Florian Jayet : Oui, c’est même une de ses fonctions principales. Elle cristallise, documente et oriente les regards.
Comment percevez-vous l’influence des réseaux sociaux sur la manière dont les photographies sont créées et perçues aujourd’hui ?
Florian Jayet : Ça a démocratisé la photo, mais ça l’a aussi banalisée.
Un compte Instagram à suivre absolument ?
Florian Jayet : @nicokokartinspiration
Quelle est la dernière chose que vous ayez faite pour la première fois ?
Florian Jayet : J’ai mangé un sandwich merguez dans une fête foraine.
C’est quoi, une photo réussie ?
Florian Jayet : C’est une photo qui ne laisse pas indifférent.
Qu’est-ce qui vous intéresse le plus dans une image ?

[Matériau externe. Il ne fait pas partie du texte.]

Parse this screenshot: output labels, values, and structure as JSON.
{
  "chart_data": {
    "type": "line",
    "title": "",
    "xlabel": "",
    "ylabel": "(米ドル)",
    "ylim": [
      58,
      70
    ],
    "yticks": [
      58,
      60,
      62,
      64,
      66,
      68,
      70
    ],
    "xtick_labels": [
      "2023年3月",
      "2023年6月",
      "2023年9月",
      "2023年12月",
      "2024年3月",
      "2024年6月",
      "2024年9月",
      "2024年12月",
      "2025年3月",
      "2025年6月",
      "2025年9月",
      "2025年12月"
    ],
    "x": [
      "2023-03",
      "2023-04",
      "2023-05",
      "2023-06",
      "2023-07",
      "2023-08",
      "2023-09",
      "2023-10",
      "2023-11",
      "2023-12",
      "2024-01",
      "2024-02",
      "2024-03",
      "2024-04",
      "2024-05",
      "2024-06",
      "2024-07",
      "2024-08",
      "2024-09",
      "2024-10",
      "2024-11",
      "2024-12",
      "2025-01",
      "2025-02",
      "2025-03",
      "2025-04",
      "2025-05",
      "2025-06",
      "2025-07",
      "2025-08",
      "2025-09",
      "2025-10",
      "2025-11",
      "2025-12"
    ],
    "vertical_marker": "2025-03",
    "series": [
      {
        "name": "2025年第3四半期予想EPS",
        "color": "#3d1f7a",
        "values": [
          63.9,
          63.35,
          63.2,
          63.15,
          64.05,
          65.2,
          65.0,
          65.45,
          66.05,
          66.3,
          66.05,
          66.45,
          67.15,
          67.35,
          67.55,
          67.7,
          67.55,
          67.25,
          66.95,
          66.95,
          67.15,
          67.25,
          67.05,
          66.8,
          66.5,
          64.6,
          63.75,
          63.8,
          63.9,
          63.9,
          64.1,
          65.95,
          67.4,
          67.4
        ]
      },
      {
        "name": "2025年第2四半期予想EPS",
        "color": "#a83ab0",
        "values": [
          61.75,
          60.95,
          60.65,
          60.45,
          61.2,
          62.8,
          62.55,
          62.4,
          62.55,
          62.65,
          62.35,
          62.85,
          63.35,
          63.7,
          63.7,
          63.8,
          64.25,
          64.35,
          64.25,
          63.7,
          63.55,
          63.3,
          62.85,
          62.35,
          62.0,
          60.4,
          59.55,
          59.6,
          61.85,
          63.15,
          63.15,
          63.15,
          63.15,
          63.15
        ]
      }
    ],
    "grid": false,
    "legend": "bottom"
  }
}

Florian Jayet : Son pouvoir narratif. J’aime jouer avec les codes du réel. J’aime quand les gens pensent que mes photos sont de l’IA.
Différences entre photographie et photographie d’art ?
Florian Jayet : La photographie montre, la photographie d’art questionne.
La ville, le pays ou la culture que vous rêvez de découvrir ?
Florian Jayet : Je ne rêve plus de traverser le monde pour découvrir d’autres cultures ou des paysages fascinants. Je rêve de découvrir la culture et les vies extraordinaires des gens autour de moi, des minorités, et de ceux qu’on ne voit pas
L’endroit dont vous ne vous lassez jamais ?
Florian Jayet : Le silence des églises.
Votre plus grand regret ?
Florian Jayet : Être trop désordonné pour avoir su conserver toutes mes images.
Couleur ou N&B ?
Florian Jayet : Couleur, sans hésitation.
Lumière du jour ou lumière artificielle ?
Florian Jayet : La combinaison des deux.
Quelle est, selon vous, la ville la plus photogénique ?
Florian Jayet : Marseille, bien sûr.
Si Dieu existait, lui demanderiez-vous de poser pour vous, ou opteriez-vous pour un selfie avec lui ?
Florian Jayet : Je préférerais photographier son ombre.
Si je pouvais organiser votre dîner idéal, qui serait à la table
Florian Jayet : Mon grand-père. Pour lui raconter ce que je fais aujourd’hui.
L’image qui représente pour vous l’état actuel du monde ?
Florian Jayet : Birth and death de Rancinan.
Si vous deviez tout recommencer ?
Florian Jayet : Je recommencerais exactement pareil.
Mais cette fois, je chargerais la pellicule du Zenit de ma mère.
Le mot de la fin ?
Florian Jayet : Un coquillage tient dans une main. Le monde entier aussi, si on cadre bien.